Archive for July 5th, 2010

Touch by a proxy

Monday, July 5th, 2010 by Roberto Saracco

The sense of touch is so pervasive in our life that we usually forget about it. It is also a very complex sense connecting the various surfaces of our body to our brain in such a way that we can say it creates a cerebral map of our body. Sensations arriving from the various areas are integrated with our contextual representation and create the perceived sensation, a mixture of physical and emotional ones.
Recreating the sensation of touch is quite difficult and technology has not been up to the task for decades. Much easier to provide sound and video. But in these last two decades sophisticated technology has been put to work to create, in very specific domain, touch sensations. The technologies used are expensive and cumbersome. Progresses have been made to reduce their cost and to make them more portable. There is still a long way to go.
The first fields of application have been simulated or remote surgery, controlling certain types of robots (like those used to disable mines in mine fields). Gaming has come next although the sensations provided were limited, more related to the experience of forces and resistant.
Now some scientists in Japan at the Gifu University and at the Mouri Laboratory (also located in Gifu) have somehow inverted the paradigm. Rather than using touch creating interfaces to control a robot they are proposing to use a robot to create tactile sensation.

The robot, HIRO III, looks like a hand to which the person’s finger are strapped on. The robotic fingers simulate the textures of surfaces, the contour of an object and its weight. This provides the person’s with a very accurate tactile sensation.
The realism is increased by viewing a screen that matches with images the tactile sensation. You see the object at the same time that you can feel it.
At the moment it is being experimented to teach medical students how to carry out tactile screening for breast cancer.
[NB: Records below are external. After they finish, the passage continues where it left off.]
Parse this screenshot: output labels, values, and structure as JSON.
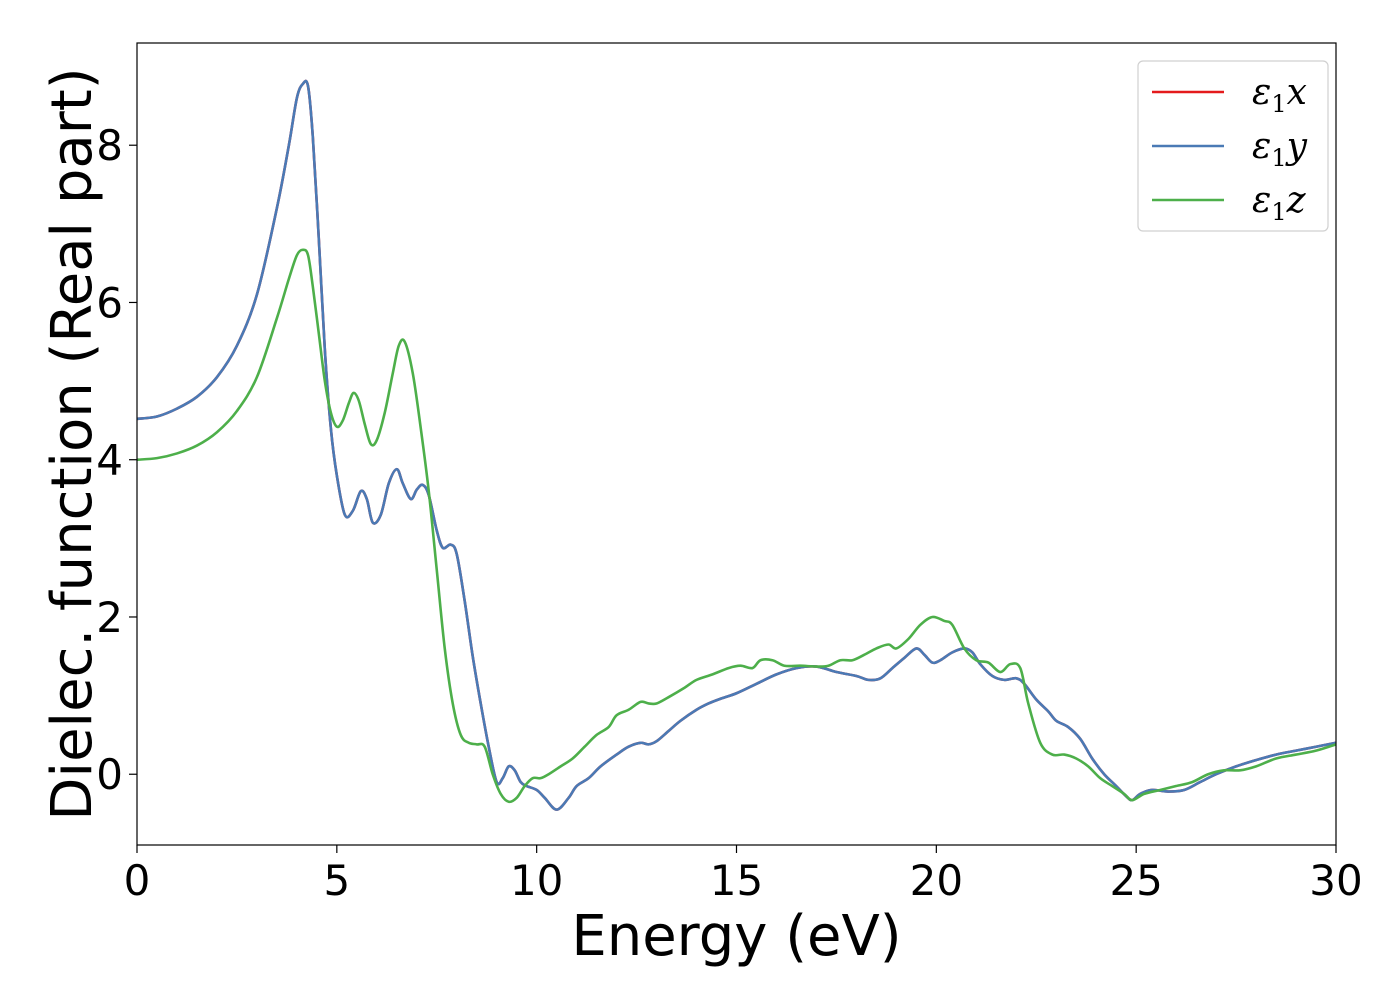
{
  "chart_data": {
    "type": "line",
    "xlabel": "Energy (eV)",
    "ylabel": "Dielec. function (Real part)",
    "xlim": [
      0,
      30
    ],
    "ylim": [
      -0.9,
      9.3
    ],
    "xticks": [
      0,
      5,
      10,
      15,
      20,
      25,
      30
    ],
    "xtick_labels": [
      "0",
      "5",
      "10",
      "15",
      "20",
      "25",
      "30"
    ],
    "yticks": [
      0,
      2,
      4,
      6,
      8
    ],
    "ytick_labels": [
      "0",
      "2",
      "4",
      "6",
      "8"
    ],
    "grid": false,
    "legend_position": "top-right",
    "series": [
      {
        "name": "ε1x",
        "legend": {
          "base": "ε",
          "sub": "1",
          "axis": "x"
        },
        "color": "#e41a1c",
        "x": [
          0,
          0.5,
          1.0,
          1.5,
          2.0,
          2.5,
          3.0,
          3.5,
          3.8,
          4.0,
          4.15,
          4.28,
          4.4,
          4.55,
          4.7,
          4.85,
          5.0,
          5.2,
          5.4,
          5.6,
          5.75,
          5.9,
          6.1,
          6.3,
          6.5,
          6.65,
          6.85,
          7.0,
          7.15,
          7.3,
          7.5,
          7.65,
          7.85,
          8.0,
          8.2,
          8.4,
          8.6,
          8.8,
          9.0,
          9.15,
          9.3,
          9.45,
          9.6,
          9.75,
          10.0,
          10.2,
          10.5,
          10.8,
          11.0,
          11.3,
          11.6,
          12.0,
          12.3,
          12.6,
          12.8,
          13.0,
          13.3,
          13.6,
          14.0,
          14.3,
          14.6,
          15.0,
          15.5,
          16.0,
          16.5,
          17.0,
          17.5,
          18.0,
          18.3,
          18.6,
          18.9,
          19.2,
          19.5,
          19.7,
          19.9,
          20.1,
          20.4,
          20.7,
          20.9,
          21.1,
          21.4,
          21.7,
          22.0,
          22.2,
          22.5,
          22.8,
          23.0,
          23.3,
          23.6,
          23.9,
          24.2,
          24.5,
          24.75,
          24.9,
          25.1,
          25.4,
          25.8,
          26.2,
          26.6,
          27.0,
          27.5,
          28.0,
          28.5,
          29.0,
          29.5,
          30.0
        ],
        "y": [
          4.52,
          4.55,
          4.65,
          4.8,
          5.05,
          5.45,
          6.1,
          7.2,
          8.0,
          8.6,
          8.78,
          8.75,
          8.1,
          6.8,
          5.4,
          4.4,
          3.8,
          3.3,
          3.35,
          3.6,
          3.5,
          3.2,
          3.3,
          3.7,
          3.88,
          3.7,
          3.5,
          3.62,
          3.68,
          3.55,
          3.1,
          2.88,
          2.92,
          2.8,
          2.2,
          1.5,
          0.9,
          0.35,
          -0.1,
          -0.05,
          0.1,
          0.05,
          -0.1,
          -0.15,
          -0.2,
          -0.3,
          -0.45,
          -0.3,
          -0.15,
          -0.05,
          0.1,
          0.25,
          0.35,
          0.4,
          0.38,
          0.42,
          0.55,
          0.68,
          0.82,
          0.9,
          0.96,
          1.03,
          1.15,
          1.27,
          1.35,
          1.37,
          1.3,
          1.25,
          1.2,
          1.22,
          1.35,
          1.48,
          1.6,
          1.52,
          1.42,
          1.45,
          1.55,
          1.6,
          1.55,
          1.4,
          1.25,
          1.2,
          1.22,
          1.15,
          0.95,
          0.8,
          0.68,
          0.6,
          0.45,
          0.2,
          0.0,
          -0.15,
          -0.28,
          -0.33,
          -0.25,
          -0.2,
          -0.22,
          -0.2,
          -0.1,
          0.0,
          0.1,
          0.18,
          0.25,
          0.3,
          0.35,
          0.4
        ]
      },
      {
        "name": "ε1y",
        "legend": {
          "base": "ε",
          "sub": "1",
          "axis": "y"
        },
        "color": "#4a7ab5",
        "x": [
          0,
          0.5,
          1.0,
          1.5,
          2.0,
          2.5,
          3.0,
          3.5,
          3.8,
          4.0,
          4.15,
          4.28,
          4.4,
          4.55,
          4.7,
          4.85,
          5.0,
          5.2,
          5.4,
          5.6,
          5.75,
          5.9,
          6.1,
          6.3,
          6.5,
          6.65,
          6.85,
          7.0,
          7.15,
          7.3,
          7.5,
          7.65,
          7.85,
          8.0,
          8.2,
          8.4,
          8.6,
          8.8,
          9.0,
          9.15,
          9.3,
          9.45,
          9.6,
          9.75,
          10.0,
          10.2,
          10.5,
          10.8,
          11.0,
          11.3,
          11.6,
          12.0,
          12.3,
          12.6,
          12.8,
          13.0,
          13.3,
          13.6,
          14.0,
          14.3,
          14.6,
          15.0,
          15.5,
          16.0,
          16.5,
          17.0,
          17.5,
          18.0,
          18.3,
          18.6,
          18.9,
          19.2,
          19.5,
          19.7,
          19.9,
          20.1,
          20.4,
          20.7,
          20.9,
          21.1,
          21.4,
          21.7,
          22.0,
          22.2,
          22.5,
          22.8,
          23.0,
          23.3,
          23.6,
          23.9,
          24.2,
          24.5,
          24.75,
          24.9,
          25.1,
          25.4,
          25.8,
          26.2,
          26.6,
          27.0,
          27.5,
          28.0,
          28.5,
          29.0,
          29.5,
          30.0
        ],
        "y": [
          4.52,
          4.55,
          4.65,
          4.8,
          5.05,
          5.45,
          6.1,
          7.2,
          8.0,
          8.6,
          8.78,
          8.75,
          8.1,
          6.8,
          5.4,
          4.4,
          3.8,
          3.3,
          3.35,
          3.6,
          3.5,
          3.2,
          3.3,
          3.7,
          3.88,
          3.7,
          3.5,
          3.62,
          3.68,
          3.55,
          3.1,
          2.88,
          2.92,
          2.8,
          2.2,
          1.5,
          0.9,
          0.35,
          -0.1,
          -0.05,
          0.1,
          0.05,
          -0.1,
          -0.15,
          -0.2,
          -0.3,
          -0.45,
          -0.3,
          -0.15,
          -0.05,
          0.1,
          0.25,
          0.35,
          0.4,
          0.38,
          0.42,
          0.55,
          0.68,
          0.82,
          0.9,
          0.96,
          1.03,
          1.15,
          1.27,
          1.35,
          1.37,
          1.3,
          1.25,
          1.2,
          1.22,
          1.35,
          1.48,
          1.6,
          1.52,
          1.42,
          1.45,
          1.55,
          1.6,
          1.55,
          1.4,
          1.25,
          1.2,
          1.22,
          1.15,
          0.95,
          0.8,
          0.68,
          0.6,
          0.45,
          0.2,
          0.0,
          -0.15,
          -0.28,
          -0.33,
          -0.25,
          -0.2,
          -0.22,
          -0.2,
          -0.1,
          0.0,
          0.1,
          0.18,
          0.25,
          0.3,
          0.35,
          0.4
        ]
      },
      {
        "name": "ε1z",
        "legend": {
          "base": "ε",
          "sub": "1",
          "axis": "z"
        },
        "color": "#4daf4a",
        "x": [
          0,
          0.5,
          1.0,
          1.5,
          2.0,
          2.5,
          3.0,
          3.5,
          3.8,
          4.0,
          4.15,
          4.28,
          4.4,
          4.55,
          4.7,
          4.85,
          5.0,
          5.15,
          5.3,
          5.42,
          5.55,
          5.7,
          5.85,
          6.0,
          6.2,
          6.4,
          6.55,
          6.7,
          6.9,
          7.1,
          7.3,
          7.5,
          7.7,
          7.9,
          8.1,
          8.3,
          8.5,
          8.7,
          8.9,
          9.1,
          9.3,
          9.5,
          9.7,
          9.9,
          10.1,
          10.3,
          10.6,
          10.9,
          11.2,
          11.5,
          11.8,
          12.0,
          12.3,
          12.6,
          12.8,
          13.0,
          13.3,
          13.7,
          14.0,
          14.4,
          14.8,
          15.1,
          15.4,
          15.6,
          15.9,
          16.2,
          16.6,
          17.0,
          17.3,
          17.6,
          17.9,
          18.2,
          18.5,
          18.8,
          19.0,
          19.3,
          19.6,
          19.9,
          20.2,
          20.4,
          20.7,
          21.0,
          21.3,
          21.6,
          21.85,
          22.1,
          22.3,
          22.6,
          22.9,
          23.2,
          23.5,
          23.8,
          24.1,
          24.4,
          24.7,
          24.9,
          25.2,
          25.6,
          26.0,
          26.4,
          26.8,
          27.2,
          27.6,
          28.0,
          28.5,
          29.0,
          29.5,
          30.0
        ],
        "y": [
          4.0,
          4.02,
          4.08,
          4.18,
          4.35,
          4.62,
          5.05,
          5.8,
          6.3,
          6.6,
          6.67,
          6.6,
          6.2,
          5.6,
          5.0,
          4.6,
          4.42,
          4.5,
          4.72,
          4.85,
          4.75,
          4.45,
          4.2,
          4.25,
          4.6,
          5.1,
          5.45,
          5.5,
          5.1,
          4.4,
          3.6,
          2.6,
          1.6,
          0.9,
          0.5,
          0.4,
          0.38,
          0.35,
          0.0,
          -0.25,
          -0.35,
          -0.3,
          -0.15,
          -0.05,
          -0.05,
          0.0,
          0.1,
          0.2,
          0.35,
          0.5,
          0.6,
          0.75,
          0.82,
          0.92,
          0.9,
          0.9,
          0.98,
          1.1,
          1.2,
          1.27,
          1.35,
          1.38,
          1.35,
          1.45,
          1.45,
          1.38,
          1.38,
          1.37,
          1.38,
          1.45,
          1.45,
          1.52,
          1.6,
          1.65,
          1.6,
          1.72,
          1.9,
          2.0,
          1.95,
          1.9,
          1.6,
          1.45,
          1.42,
          1.3,
          1.4,
          1.35,
          0.9,
          0.4,
          0.25,
          0.25,
          0.2,
          0.1,
          -0.05,
          -0.15,
          -0.25,
          -0.33,
          -0.25,
          -0.2,
          -0.15,
          -0.1,
          0.0,
          0.05,
          0.05,
          0.1,
          0.2,
          0.25,
          0.3,
          0.38
        ]
      }
    ]
  }
}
http://www.physorg.com/news197256614.html

Although this system provides much better sensations we are still confronted with high technology cost and with a cumbersome apparatus.
To get rid of these two issues we should probably wait for progress in nanotechnology, at least for pure tactile sensation (the sense of weight and resistance cannot be approached with nanotech). A nanotechnology layer, vibrating at over 1 KHz is able to provide sensations like smooth, rough, humid, dry. It is not too far away, may be by 2013 we will have it on top of our cell phones screen.